Por: Nicolás Otero Santos.

Los últimos tiempos han engendrado en sus fauces una especie de individuo que se caracteriza por su afán de independencia y capacidad de disfrutar “el simple y solitario hecho de sentirse solo”, como dice mi sobrino Santiago que, cuando era muchacho, inventaba deberes escolares para quedarse solo el fin de semana en casa, tranquilo, en paz, mientras el resto de la familia salía de paseo.

Este tipo de personaje que busca o se adapta fácil al hábitat solitario ha crecido tanto en nuestra sociedad, que de los grandes caserones con patio interior y diecisiete piezas sin incluir la del servicio, algunas viviendas pasaron a tener lo mínimo. Así, palabras como “Apartaestudio” o “Monoambiente” fueron apareciendo cada vez más en los avisos clasificados.

Y es que sin ninguna duda, vivir solo tiene sus ventajas. ¿Quién no disfruta el poder absoluto de poner música al volumen deseado en cualquier momento? ¿Quién no quiere tener esa deliciosa posibilidad de andar en pelota por toda la casa, a cualquier hora del día o de la noche? Sentir la independencia cuando una rafaguita de viento acaricia la entrepierna mientras nos desplazamos, digamos… por la sala, es la real bendición de esta especie.

Tener el baño siempre a disposición y hacer lo que queramos allí con la puerta abierta son otras comodidades que goza el que vive solo. Y ni hablar de la ducha, momento sagrado e ininterrumpible, donde nunca encontraremos una maraña de cabello ajeno taponando el desagüe.

El espacio del que vive solo tiende a convertirse los fines de semana en rematadero de fiestas, si la persona es rumbera. Y si el apartamento es de soltero, se puede usar perfectamente como una herramienta de seducción. “Vivo solo” es una frase que al ser pronunciada genera una imagen licenciosa en el receptor. Si la persona es casera, su casa se convierte los fines de semana en un templo de ocio, donde leer o ver una película sin ser interrumpido suele ser lo más cercano al paraíso.

Pero no todo es color de rosa. También padece un infiernito el que vive solo. Y ese Hades está precisamente en la mesa: todo lo que cocina el individuo, alcanzaría siempre para dos. Sin embargo, y para mayor desgracia, los platos sucios se reproducen de manera misteriosa como si hubieran comido seis.

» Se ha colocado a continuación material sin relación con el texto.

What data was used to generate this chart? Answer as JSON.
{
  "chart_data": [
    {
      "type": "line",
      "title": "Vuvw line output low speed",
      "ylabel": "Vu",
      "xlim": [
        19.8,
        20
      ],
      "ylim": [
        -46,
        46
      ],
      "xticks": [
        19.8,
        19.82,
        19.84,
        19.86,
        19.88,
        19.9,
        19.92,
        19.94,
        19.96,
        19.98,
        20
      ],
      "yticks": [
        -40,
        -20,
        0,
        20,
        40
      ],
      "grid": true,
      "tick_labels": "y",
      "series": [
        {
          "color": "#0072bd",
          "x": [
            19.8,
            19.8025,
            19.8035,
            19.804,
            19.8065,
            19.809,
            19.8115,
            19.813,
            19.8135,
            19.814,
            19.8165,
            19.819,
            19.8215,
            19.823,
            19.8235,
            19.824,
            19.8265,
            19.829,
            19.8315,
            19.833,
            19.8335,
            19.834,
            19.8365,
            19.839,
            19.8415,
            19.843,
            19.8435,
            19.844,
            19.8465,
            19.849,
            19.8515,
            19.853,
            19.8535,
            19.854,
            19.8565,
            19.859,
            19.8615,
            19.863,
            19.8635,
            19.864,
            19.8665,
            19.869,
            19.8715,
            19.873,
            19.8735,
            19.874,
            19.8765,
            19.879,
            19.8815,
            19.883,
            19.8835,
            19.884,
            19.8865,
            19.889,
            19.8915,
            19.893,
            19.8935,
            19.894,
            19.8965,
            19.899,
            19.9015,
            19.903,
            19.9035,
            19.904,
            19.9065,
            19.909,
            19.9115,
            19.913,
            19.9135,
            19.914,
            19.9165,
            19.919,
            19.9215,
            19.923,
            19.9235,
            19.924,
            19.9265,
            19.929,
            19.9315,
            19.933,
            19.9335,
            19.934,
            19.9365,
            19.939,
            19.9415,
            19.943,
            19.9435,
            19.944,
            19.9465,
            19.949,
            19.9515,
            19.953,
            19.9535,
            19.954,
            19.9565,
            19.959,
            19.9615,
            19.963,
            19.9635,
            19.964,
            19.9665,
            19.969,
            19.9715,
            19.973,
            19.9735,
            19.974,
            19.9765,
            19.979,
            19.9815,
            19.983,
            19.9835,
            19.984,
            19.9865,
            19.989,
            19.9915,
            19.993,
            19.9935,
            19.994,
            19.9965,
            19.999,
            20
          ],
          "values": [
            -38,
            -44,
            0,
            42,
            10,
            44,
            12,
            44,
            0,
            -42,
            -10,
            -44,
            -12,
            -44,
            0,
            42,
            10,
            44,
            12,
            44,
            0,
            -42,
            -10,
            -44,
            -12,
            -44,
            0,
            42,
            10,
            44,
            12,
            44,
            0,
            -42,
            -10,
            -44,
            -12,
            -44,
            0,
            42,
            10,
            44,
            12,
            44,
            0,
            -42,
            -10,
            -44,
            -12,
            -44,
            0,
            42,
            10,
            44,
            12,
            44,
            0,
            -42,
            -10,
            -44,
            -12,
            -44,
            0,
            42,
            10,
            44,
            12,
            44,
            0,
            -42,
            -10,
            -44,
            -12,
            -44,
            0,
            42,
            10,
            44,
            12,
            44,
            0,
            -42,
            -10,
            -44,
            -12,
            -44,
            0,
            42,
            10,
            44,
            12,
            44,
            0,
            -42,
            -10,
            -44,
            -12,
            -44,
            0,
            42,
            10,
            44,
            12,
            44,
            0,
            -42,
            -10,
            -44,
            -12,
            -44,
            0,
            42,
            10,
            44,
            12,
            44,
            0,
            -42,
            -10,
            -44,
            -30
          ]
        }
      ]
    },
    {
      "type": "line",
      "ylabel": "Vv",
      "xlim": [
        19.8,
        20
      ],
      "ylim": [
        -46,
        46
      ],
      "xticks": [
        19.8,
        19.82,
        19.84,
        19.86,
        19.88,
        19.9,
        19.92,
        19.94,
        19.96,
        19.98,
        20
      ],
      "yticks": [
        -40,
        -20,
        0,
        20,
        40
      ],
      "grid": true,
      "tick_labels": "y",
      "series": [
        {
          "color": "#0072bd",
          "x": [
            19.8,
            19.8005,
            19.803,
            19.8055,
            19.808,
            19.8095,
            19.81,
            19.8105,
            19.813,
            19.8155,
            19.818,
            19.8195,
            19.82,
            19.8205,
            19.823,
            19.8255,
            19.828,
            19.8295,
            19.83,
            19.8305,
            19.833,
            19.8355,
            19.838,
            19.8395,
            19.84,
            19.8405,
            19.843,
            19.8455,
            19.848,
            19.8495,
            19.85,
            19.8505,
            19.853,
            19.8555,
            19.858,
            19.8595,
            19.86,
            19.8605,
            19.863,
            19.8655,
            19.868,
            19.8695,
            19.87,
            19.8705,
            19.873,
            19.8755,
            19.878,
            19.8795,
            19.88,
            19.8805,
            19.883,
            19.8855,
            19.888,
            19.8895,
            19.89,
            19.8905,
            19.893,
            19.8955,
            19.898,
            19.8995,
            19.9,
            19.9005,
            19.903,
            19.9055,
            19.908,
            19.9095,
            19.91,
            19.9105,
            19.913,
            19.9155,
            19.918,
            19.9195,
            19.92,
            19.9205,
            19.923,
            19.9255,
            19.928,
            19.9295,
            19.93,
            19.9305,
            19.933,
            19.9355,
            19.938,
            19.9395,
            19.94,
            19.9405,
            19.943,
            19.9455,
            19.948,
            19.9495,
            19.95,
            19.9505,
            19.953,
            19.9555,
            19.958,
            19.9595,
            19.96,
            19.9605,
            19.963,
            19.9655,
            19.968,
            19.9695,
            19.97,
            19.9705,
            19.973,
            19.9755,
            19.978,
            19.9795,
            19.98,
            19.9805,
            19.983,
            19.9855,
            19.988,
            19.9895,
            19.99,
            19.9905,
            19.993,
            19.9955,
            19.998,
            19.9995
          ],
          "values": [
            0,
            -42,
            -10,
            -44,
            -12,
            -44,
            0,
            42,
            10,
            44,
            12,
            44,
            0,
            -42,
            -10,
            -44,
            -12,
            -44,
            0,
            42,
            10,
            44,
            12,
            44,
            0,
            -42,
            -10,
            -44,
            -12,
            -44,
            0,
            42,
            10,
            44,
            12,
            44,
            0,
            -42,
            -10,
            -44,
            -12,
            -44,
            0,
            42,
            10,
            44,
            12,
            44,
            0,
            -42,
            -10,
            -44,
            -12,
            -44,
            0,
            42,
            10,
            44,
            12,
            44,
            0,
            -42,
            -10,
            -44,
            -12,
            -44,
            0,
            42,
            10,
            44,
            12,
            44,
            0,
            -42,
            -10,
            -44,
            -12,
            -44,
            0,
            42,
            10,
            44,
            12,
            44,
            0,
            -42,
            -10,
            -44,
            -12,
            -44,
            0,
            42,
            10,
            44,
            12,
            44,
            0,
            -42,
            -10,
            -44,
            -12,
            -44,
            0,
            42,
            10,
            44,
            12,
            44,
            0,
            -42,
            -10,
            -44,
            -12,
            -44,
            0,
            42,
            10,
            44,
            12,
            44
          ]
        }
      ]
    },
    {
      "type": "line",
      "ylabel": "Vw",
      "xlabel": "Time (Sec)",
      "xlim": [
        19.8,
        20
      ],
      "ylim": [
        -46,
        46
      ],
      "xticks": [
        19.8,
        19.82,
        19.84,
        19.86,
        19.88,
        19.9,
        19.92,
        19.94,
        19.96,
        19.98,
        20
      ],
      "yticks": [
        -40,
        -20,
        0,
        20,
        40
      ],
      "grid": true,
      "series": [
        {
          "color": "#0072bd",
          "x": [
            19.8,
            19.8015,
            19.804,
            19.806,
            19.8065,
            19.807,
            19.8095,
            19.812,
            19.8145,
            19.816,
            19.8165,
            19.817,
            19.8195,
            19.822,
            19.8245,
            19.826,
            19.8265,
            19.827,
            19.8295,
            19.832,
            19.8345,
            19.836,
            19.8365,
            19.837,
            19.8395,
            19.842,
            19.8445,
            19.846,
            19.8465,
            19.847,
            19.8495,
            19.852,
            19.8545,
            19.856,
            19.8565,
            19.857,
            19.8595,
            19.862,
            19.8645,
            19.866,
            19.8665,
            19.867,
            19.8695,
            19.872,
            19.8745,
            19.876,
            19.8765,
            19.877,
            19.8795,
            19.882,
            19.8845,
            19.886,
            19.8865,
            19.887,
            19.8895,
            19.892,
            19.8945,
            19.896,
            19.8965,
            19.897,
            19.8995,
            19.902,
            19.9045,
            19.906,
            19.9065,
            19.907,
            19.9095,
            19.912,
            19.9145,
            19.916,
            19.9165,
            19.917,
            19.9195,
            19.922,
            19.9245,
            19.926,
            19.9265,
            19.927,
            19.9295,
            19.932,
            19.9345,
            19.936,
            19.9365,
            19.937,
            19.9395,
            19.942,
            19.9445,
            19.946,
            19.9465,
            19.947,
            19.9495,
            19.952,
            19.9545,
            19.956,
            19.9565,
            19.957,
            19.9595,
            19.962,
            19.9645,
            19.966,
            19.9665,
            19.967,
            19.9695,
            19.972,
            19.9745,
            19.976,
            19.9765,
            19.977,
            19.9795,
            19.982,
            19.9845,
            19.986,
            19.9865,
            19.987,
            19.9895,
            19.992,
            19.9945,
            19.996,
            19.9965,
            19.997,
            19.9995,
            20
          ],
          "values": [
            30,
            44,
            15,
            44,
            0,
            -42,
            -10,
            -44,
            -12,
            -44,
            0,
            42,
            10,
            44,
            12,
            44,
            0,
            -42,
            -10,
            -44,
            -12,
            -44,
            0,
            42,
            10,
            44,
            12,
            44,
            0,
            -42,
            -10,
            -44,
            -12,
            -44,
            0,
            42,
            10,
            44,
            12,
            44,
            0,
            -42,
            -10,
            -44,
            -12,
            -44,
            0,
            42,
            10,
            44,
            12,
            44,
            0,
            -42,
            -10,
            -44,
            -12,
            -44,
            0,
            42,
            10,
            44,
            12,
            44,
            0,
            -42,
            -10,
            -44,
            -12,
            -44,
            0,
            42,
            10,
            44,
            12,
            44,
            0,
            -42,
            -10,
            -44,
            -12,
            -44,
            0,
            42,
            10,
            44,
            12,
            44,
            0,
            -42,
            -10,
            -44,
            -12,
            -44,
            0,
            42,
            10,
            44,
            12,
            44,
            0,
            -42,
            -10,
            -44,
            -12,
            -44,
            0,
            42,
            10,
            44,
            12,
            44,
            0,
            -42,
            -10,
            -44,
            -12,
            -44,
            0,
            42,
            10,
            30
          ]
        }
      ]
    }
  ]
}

Aparecen para lavar vasos, platos hondos y pandos, cubiertos, ollas y cucharitas de palo que uno no recuerda haber utilizado.

Otra maldición es que algunas comidas tienden a repetirse, y así como un perro siempre come el mismo cuido, la persona que vive sola repite los mismos menús: espaguetis con atún o arepa con jamón, por ejemplo. El enlatado como fiel desembalador y los frescos en polvo terminan de adornar la situación alimenticia del que vive solo, potenciada por comida rápida pedida a domicilio.

Otras pequeñas maldiciones sufre este personaje: no tiene a quién preguntarle dónde está el control remoto o cualquier objeto que se le pierda, y en cuanto a la limpieza, es indispensable contratar una muchacha un día a la semana para que la casa no se caiga de mugre y la ropa sucia no se acumule. Así, si sale un viaje de última hora, no tiene que empacar los calzoncillos sucios o mojados, y si una visita llega sin avisar no pasa vergüenza alguna.

Para erradicar las dificultades malditas que enfrenta el que vive solo, sin perder las bendiciones que lo acompañan, lo más adecuado es: irse a vivir cerquita de la mamá. Allí podrá ir a comer cuando quiera y si no tiene lavadora, puede incluso llegar con un bultico de ropa sucia. Puede dejar escondida una copia de las llaves por si algún día se queda afuera y además tiene la seguridad de que si se enferma, el Hotel Mami siempre tendrá las puertas abiertas. Porque vivir solo es una maravilla, “pero otra cosa es la soledad”, como también sentenciaba Santiaguito.